Pierogi is a traditional Polish food that has many variations. It's essentially a dumpling with a filling, and the filling can be almost anything you choose. Here's a recipe from a chef in Pittsburgh, which he says is pretty much the U.S. epicenter for pierogi—apparently, Pittsburghers eat 11 times the national average!

This recipe is relatively restrained, with a suggested filling of potatoes and cheese. But that barely scratches the surface of pierogi, which can be filled with anything that strikes your fancy. Although many pierogies are on the savory side, some are delicious desserts, with the dumplings filled with fresh or preserved fruits. On variation is a pierogi filled with both savories and sweets—bacon and strawberry preserves, for example. 

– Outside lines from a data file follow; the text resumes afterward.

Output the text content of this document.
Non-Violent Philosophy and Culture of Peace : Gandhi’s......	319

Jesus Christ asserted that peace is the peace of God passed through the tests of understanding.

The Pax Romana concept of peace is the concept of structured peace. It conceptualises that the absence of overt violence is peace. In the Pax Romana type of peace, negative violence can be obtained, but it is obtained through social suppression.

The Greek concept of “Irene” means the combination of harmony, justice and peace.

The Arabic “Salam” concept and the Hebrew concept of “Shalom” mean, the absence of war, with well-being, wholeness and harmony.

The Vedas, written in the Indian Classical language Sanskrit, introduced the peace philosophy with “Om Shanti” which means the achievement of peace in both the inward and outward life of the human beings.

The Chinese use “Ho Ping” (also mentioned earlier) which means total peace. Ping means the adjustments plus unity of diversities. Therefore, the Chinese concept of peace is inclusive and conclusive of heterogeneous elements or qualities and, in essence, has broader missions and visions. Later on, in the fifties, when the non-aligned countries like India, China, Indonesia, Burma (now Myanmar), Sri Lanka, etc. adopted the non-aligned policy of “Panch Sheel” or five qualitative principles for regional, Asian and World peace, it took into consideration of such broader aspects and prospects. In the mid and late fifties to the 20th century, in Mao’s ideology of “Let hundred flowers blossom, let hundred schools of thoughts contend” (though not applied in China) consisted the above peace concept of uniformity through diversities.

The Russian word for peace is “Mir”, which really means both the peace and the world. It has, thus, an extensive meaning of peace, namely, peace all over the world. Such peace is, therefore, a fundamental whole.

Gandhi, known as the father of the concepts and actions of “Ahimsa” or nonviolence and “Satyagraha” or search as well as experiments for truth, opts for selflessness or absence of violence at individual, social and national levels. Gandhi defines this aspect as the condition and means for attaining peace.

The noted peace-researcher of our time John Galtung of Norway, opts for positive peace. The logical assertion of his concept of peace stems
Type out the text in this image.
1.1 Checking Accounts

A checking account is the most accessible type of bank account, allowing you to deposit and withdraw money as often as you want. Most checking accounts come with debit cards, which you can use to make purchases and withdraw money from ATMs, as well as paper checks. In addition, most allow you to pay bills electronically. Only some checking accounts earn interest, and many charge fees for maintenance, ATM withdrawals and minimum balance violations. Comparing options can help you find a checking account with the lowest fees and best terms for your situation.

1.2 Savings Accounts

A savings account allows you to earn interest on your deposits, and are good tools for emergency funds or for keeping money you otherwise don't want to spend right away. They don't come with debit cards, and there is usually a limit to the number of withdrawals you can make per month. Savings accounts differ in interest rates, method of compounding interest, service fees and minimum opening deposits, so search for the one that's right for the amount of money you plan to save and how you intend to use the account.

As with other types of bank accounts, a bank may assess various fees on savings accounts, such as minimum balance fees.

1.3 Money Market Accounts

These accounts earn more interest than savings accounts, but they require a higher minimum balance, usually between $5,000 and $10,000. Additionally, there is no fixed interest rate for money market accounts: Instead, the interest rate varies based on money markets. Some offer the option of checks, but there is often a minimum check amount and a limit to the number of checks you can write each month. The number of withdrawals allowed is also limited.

Like many recipes with folk origins, pierogi dough can also be made in a variety of ways. Some use eggs, like this recipe, and others don't. This recipe uses sour cream as one of its ingredients, but you can also substitute yogurt for the sour cream and save a few calories.


Steps to Make It

  1. Combine flour, salt, sour cream, egg, and water in a large bowl.

  2. Mix until the dough comes together. If the dough is dry, add more water 1 tablespoon at a time, until it's moist and springy. If the dough is sticky, add more flour, 1 tablespoon at a time, until it's smooth.

  3. On a floured work surface, knead dough for 3 or 4 minutes until elastic. Cover dough with plastic wrap and refrigerate for at least 30 minutes.